Any seasoned dev should get a kick out of this list. For newer devs, a preview of what to look forward to.
Exiting vim for the first time.
Dependency hell. Often manifests itself through npm peer dependency conflicts that you have no control over, or Gradle dependencies seemingly not updating, when in reality they are being pulled from a cache you didn’t know about. Welcome to caching.
Mispronouncing ”cache”.
Saying “ess, queue, ell”.
Thinking everyone else is a bad programmer, and that you’re the only good one. Surely your “yaml as code” idea is the most sound solution (ahem, GitHub Actions), and this “dependency injection” nonsense is just a bunch of boilerplate overhead.
Thinking everyone else is a good programmer, and that you’re the only bad one. Welcome to imposter syndrome.
If you went to school for CS/software, being taught multiple inheritance, polymorphism, and recursion are practical solutions to everyday coding problems.

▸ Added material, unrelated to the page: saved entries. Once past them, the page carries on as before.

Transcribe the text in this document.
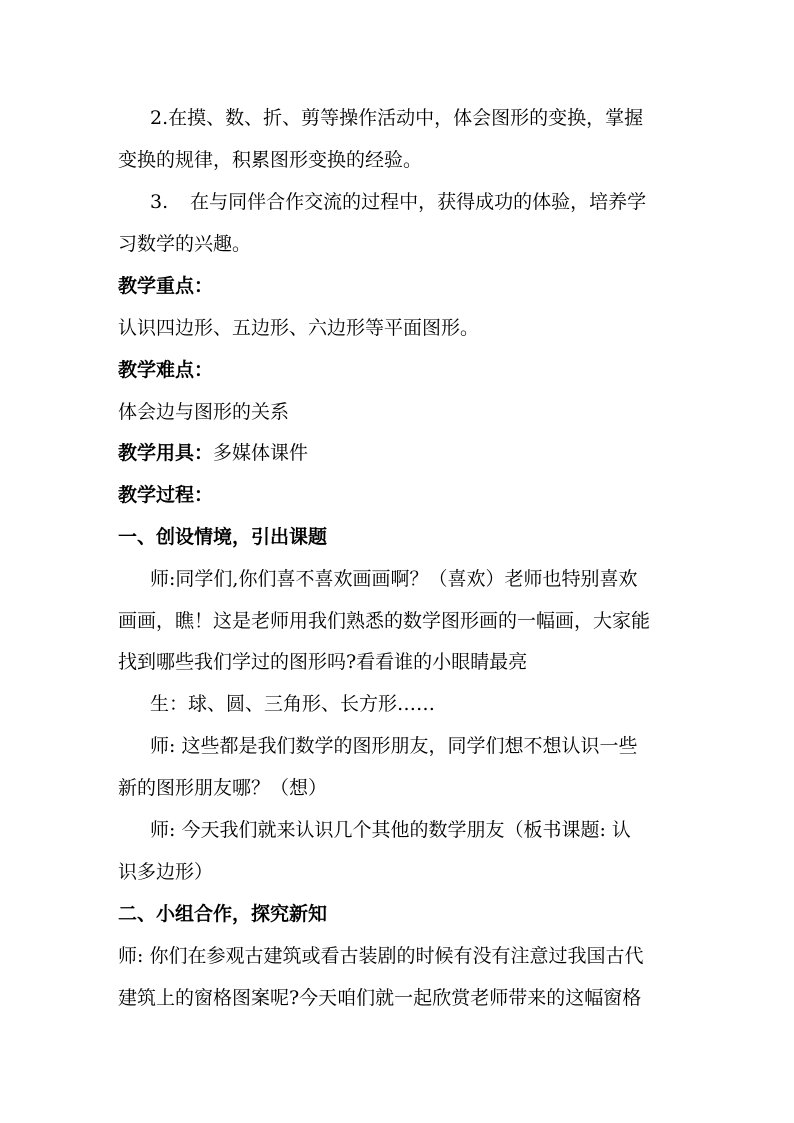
2.在摸、数、折、剪等操作活动中，体会图形的变换，掌握
变换的规律，积累图形变换的经验。
3. 在与同伴合作交流的过程中，获得成功的体验，培养学
习数学的兴趣。
教学重点：
认识四边形、五边形、六边形等平面图形。
教学难点：
体会边与图形的关系
教学用具：多媒体课件
教学过程：
一、创设情境，引出课题
师:同学们,你们喜不喜欢画画啊？（喜欢）老师也特别喜欢
画画，瞧！这是老师用我们熟悉的数学图形画的一幅画，大家能
找到哪些我们学过的图形吗?看看谁的小眼睛最亮
生：球、圆、三角形、长方形……
师: 这些都是我们数学的图形朋友，同学们想不想认识一些
新的图形朋友哪？（想）
师: 今天我们就来认识几个其他的数学朋友（板书课题: 认
识多边形）
二、小组合作，探究新知
师: 你们在参观古建筑或看古装剧的时候有没有注意过我国古代
建筑上的窗格图案呢?今天咱们就一起欣赏老师带来的这幅窗格
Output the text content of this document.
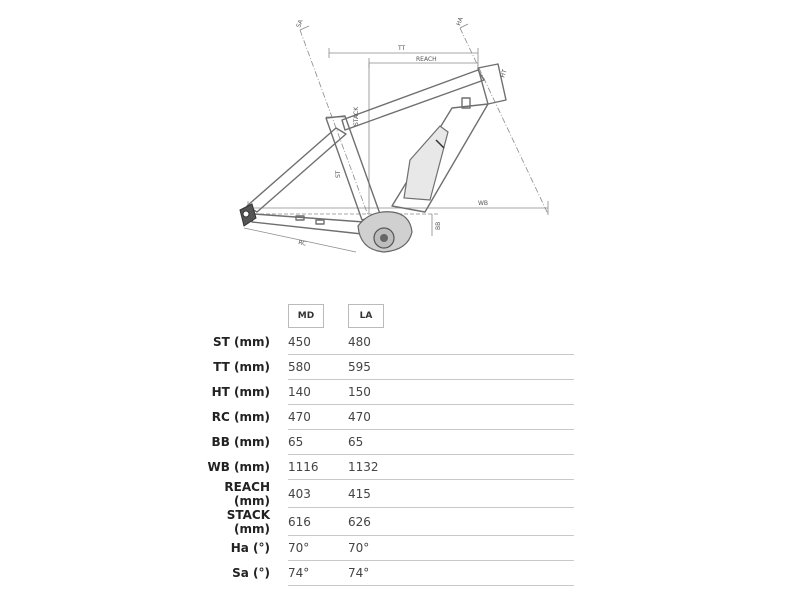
TT
REACH
STACK
ST
HT
WB
BB
RC
SA	HA
	MD	LA
ST (mm)	450	480
TT (mm)	580	595
HT (mm)	140	150
RC (mm)	470	470
BB (mm)	65	65
WB (mm)	1116	1132
REACH (mm)	403	415
STACK (mm)	616	626
Ha (°)	70°	70°
Sa (°)	74°	74°
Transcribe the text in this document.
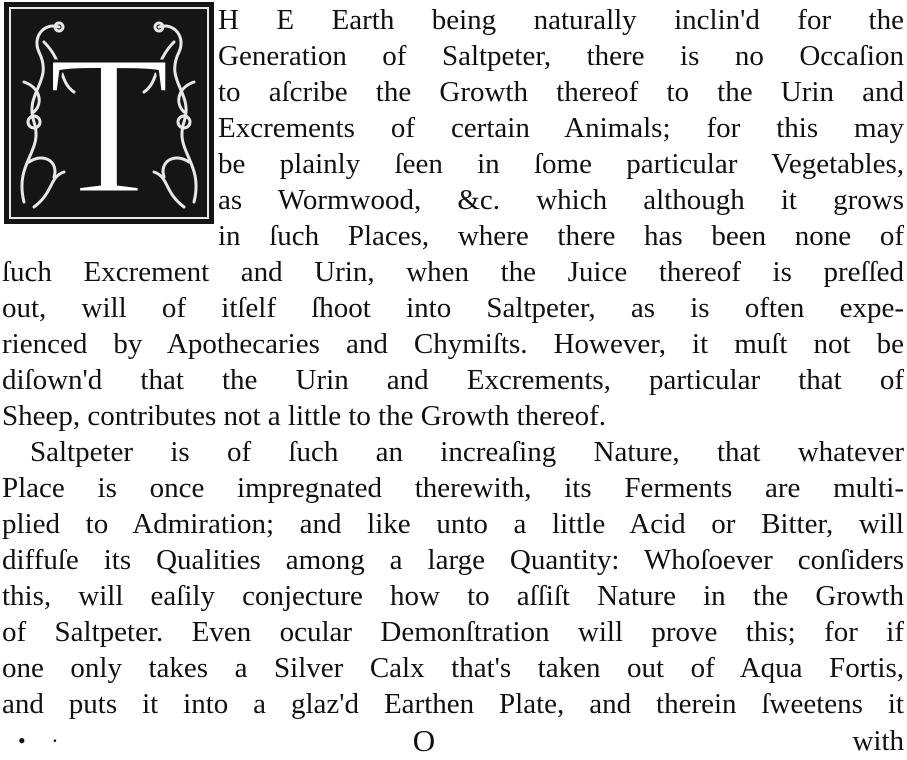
T H E Earth being naturally inclin'd for the
Generation of Saltpeter, there is no Occaſion
to aſcribe the Growth thereof to the Urin and
Excrements of certain Animals; for this may
be plainly ſeen in ſome particular Vegetables,
as Wormwood, &c. which although it grows
in ſuch Places, where there has been none of
ſuch Excrement and Urin, when the Juice thereof is preſſed
out, will of itſelf ſhoot into Saltpeter, as is often expe-
rienced by Apothecaries and Chymiſts. However, it muſt not be
diſown'd that the Urin and Excrements, particular that of
Sheep, contributes not a little to the Growth thereof.
Saltpeter is of ſuch an increaſing Nature, that whatever
Place is once impregnated therewith, its Ferments are multi-
plied to Admiration; and like unto a little Acid or Bitter, will
diffuſe its Qualities among a large Quantity: Whoſoever conſiders
this, will eaſily conjecture how to aſſiſt Nature in the Growth
of Saltpeter. Even ocular Demonſtration will prove this; for if
one only takes a Silver Calx that's taken out of Aqua Fortis,
and puts it into a glaz'd Earthen Plate, and therein ſweetens it
• ·	O	with
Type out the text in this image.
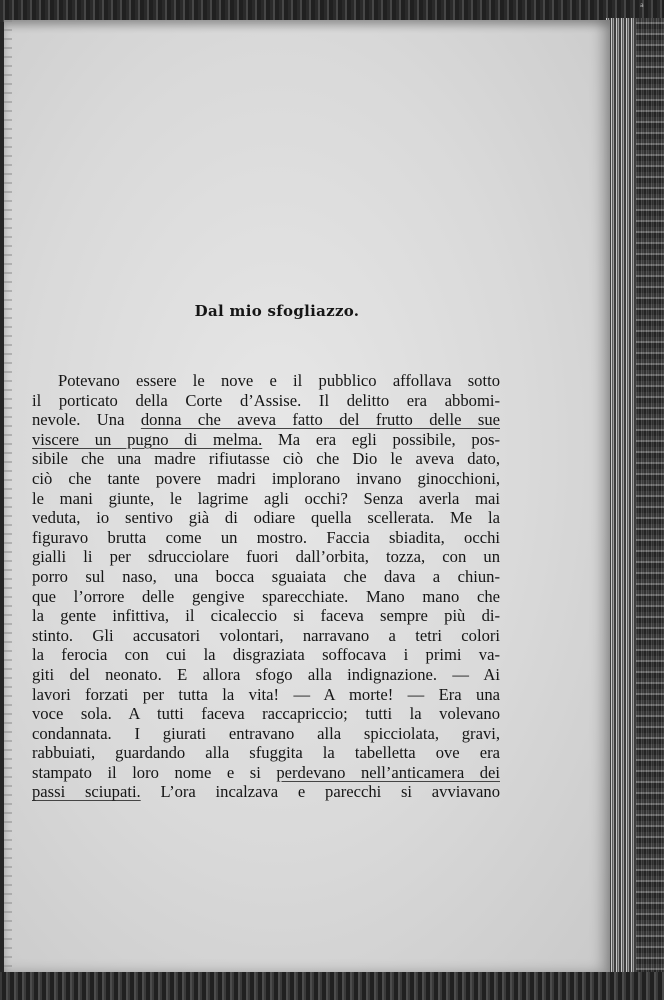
a
Dal mio sfogliazzo.
Potevano essere le nove e il pubblico affollava sotto
il porticato della Corte d’Assise. Il delitto era abbomi-
nevole. Una donna che aveva fatto del frutto delle sue
viscere un pugno di melma. Ma era egli possibile, pos-
sibile che una madre rifiutasse ciò che Dio le aveva dato,
ciò che tante povere madri implorano invano ginocchioni,
le mani giunte, le lagrime agli occhi? Senza averla mai
veduta, io sentivo già di odiare quella scellerata. Me la
figuravo brutta come un mostro. Faccia sbiadita, occhi
gialli li per sdrucciolare fuori dall’orbita, tozza, con un
porro sul naso, una bocca sguaiata che dava a chiun-
que l’orrore delle gengive sparecchiate. Mano mano che
la gente infittiva, il cicaleccio si faceva sempre più di-
stinto. Gli accusatori volontari, narravano a tetri colori
la ferocia con cui la disgraziata soffocava i primi va-
giti del neonato. E allora sfogo alla indignazione. — Ai
lavori forzati per tutta la vita! — A morte! — Era una
voce sola. A tutti faceva raccapriccio; tutti la volevano
condannata. I giurati entravano alla spicciolata, gravi,
rabbuiati, guardando alla sfuggita la tabelletta ove era
stampato il loro nome e si perdevano nell’anticamera dei
passi sciupati. L’ora incalzava e parecchi si avviavano
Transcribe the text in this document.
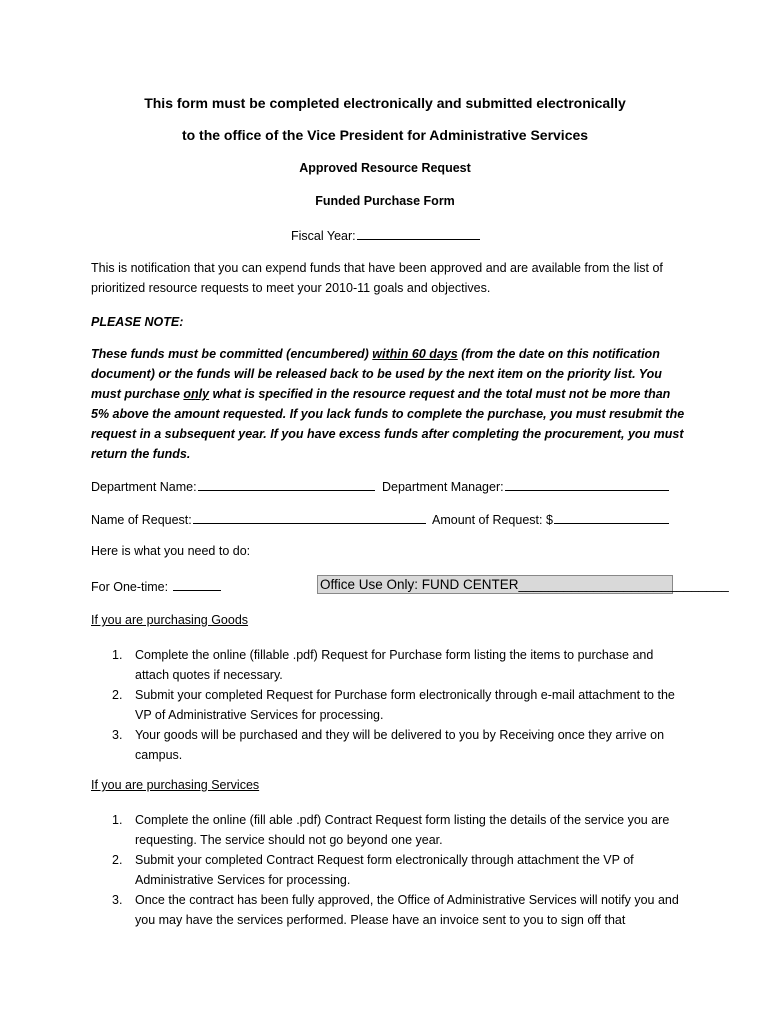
This form must be completed electronically and submitted electronically
to the office of the Vice President for Administrative Services
Approved Resource Request
Funded Purchase Form
Fiscal Year:
This is notification that you can expend funds that have been approved and are available from the list of prioritized resource requests to meet your 2010-11 goals and objectives.
PLEASE NOTE:
These funds must be committed (encumbered) within 60 days (from the date on this notification document) or the funds will be released back to be used by the next item on the priority list. You must purchase only what is specified in the resource request and the total must not be more than 5% above the amount requested. If you lack funds to complete the purchase, you must resubmit the request in a subsequent year. If you have excess funds after completing the procurement, you must return the funds.
Department Name:	Department Manager:
Name of Request:	Amount of Request: $
Here is what you need to do:
For One-time:	Office Use Only: FUND CENTER____________________________
If you are purchasing Goods
1. Complete the online (fillable .pdf) Request for Purchase form listing the items to purchase and attach quotes if necessary.
2. Submit your completed Request for Purchase form electronically through e-mail attachment to the VP of Administrative Services for processing.
3. Your goods will be purchased and they will be delivered to you by Receiving once they arrive on campus.
If you are purchasing Services
1. Complete the online (fill able .pdf) Contract Request form listing the details of the service you are requesting. The service should not go beyond one year.
2. Submit your completed Contract Request form electronically through attachment the VP of Administrative Services for processing.
3. Once the contract has been fully approved, the Office of Administrative Services will notify you and you may have the services performed. Please have an invoice sent to you to sign off that
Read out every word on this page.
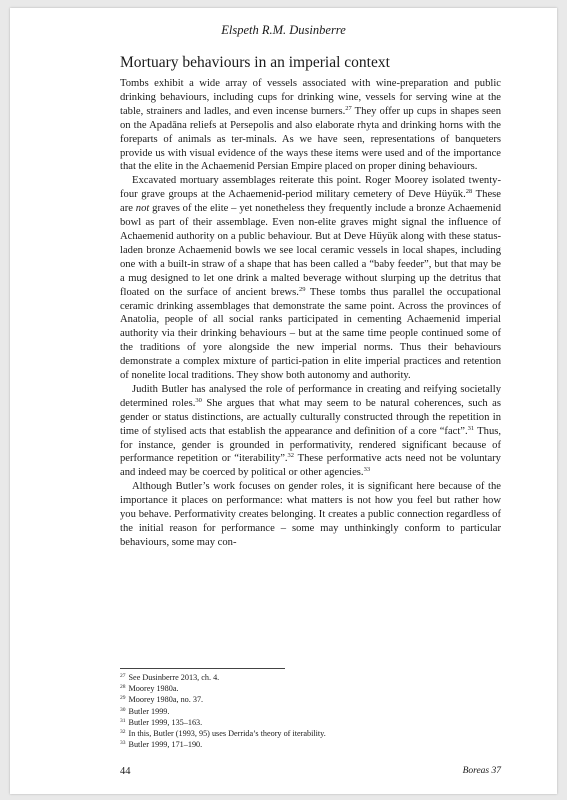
Elspeth R.M. Dusinberre
Mortuary behaviours in an imperial context

Tombs exhibit a wide array of vessels associated with wine-preparation and public drinking behaviours, including cups for drinking wine, vessels for serving wine at the table, strainers and ladles, and even incense burners.$^{27}$ They offer up cups in shapes seen on the Apadāna reliefs at Persepolis and also elaborate rhyta and drinking horns with the foreparts of animals as ter-minals. As we have seen, representations of banqueters provide us with visual evidence of the ways these items were used and of the importance that the elite in the Achaemenid Persian Empire placed on proper dining behaviours.

Excavated mortuary assemblages reiterate this point. Roger Moorey isolated twenty-four grave groups at the Achaemenid-period military cemetery of Deve Hüyük.$^{28}$ These are not graves of the elite – yet nonetheless they frequently include a bronze Achaemenid bowl as part of their assemblage. Even non-elite graves might signal the influence of Achaemenid authority on a public behaviour. But at Deve Hüyük along with these status-laden bronze Achaemenid bowls we see local ceramic vessels in local shapes, including one with a built-in straw of a shape that has been called a “baby feeder”, but that may be a mug designed to let one drink a malted beverage without slurping up the detritus that floated on the surface of ancient brews.$^{29}$ These tombs thus parallel the occupational ceramic drinking assemblages that demonstrate the same point. Across the provinces of Anatolia, people of all social ranks participated in cementing Achaemenid imperial authority via their drinking behaviours – but at the same time people continued some of the traditions of yore alongside the new imperial norms. Thus their behaviours demonstrate a complex mixture of partici-pation in elite imperial practices and retention of nonelite local traditions. They show both autonomy and authority.

Judith Butler has analysed the role of performance in creating and reifying societally determined roles.$^{30}$ She argues that what may seem to be natural coherences, such as gender or status distinctions, are actually culturally constructed through the repetition in time of stylised acts that establish the appearance and definition of a core “fact”.$^{31}$ Thus, for instance, gender is grounded in performativity, rendered significant because of performance repetition or “iterability”.$^{32}$ These performative acts need not be voluntary and indeed may be coerced by political or other agencies.$^{33}$

Although Butler’s work focuses on gender roles, it is significant here because of the importance it places on performance: what matters is not how you feel but rather how you behave. Performativity creates belonging. It creates a public connection regardless of the initial reason for performance – some may unthinkingly conform to particular behaviours, some may con-

$^{27}$ See Dusinberre 2013, ch. 4.
$^{28}$ Moorey 1980a.
$^{29}$ Moorey 1980a, no. 37.
$^{30}$ Butler 1999.
$^{31}$ Butler 1999, 135–163.
$^{32}$ In this, Butler (1993, 95) uses Derrida’s theory of iterability.
$^{33}$ Butler 1999, 171–190.
44	Boreas 37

Realising the dev who just joined your team that you are training is being paid more than you out the gate.
These commands:
git rebase —-abort
git commit —-no-verify
git reset —-hard
Having to enter a password into a terminal and saying “wait it’s not letting me type”.
Sudden urge to move to Austin, TX and climb fake boulders in an indoor gym.
“What if we made a JavaScript framework to fix this?”
Thinking “what if I built a startup and got rich?”, then binging Y-Combinator talks.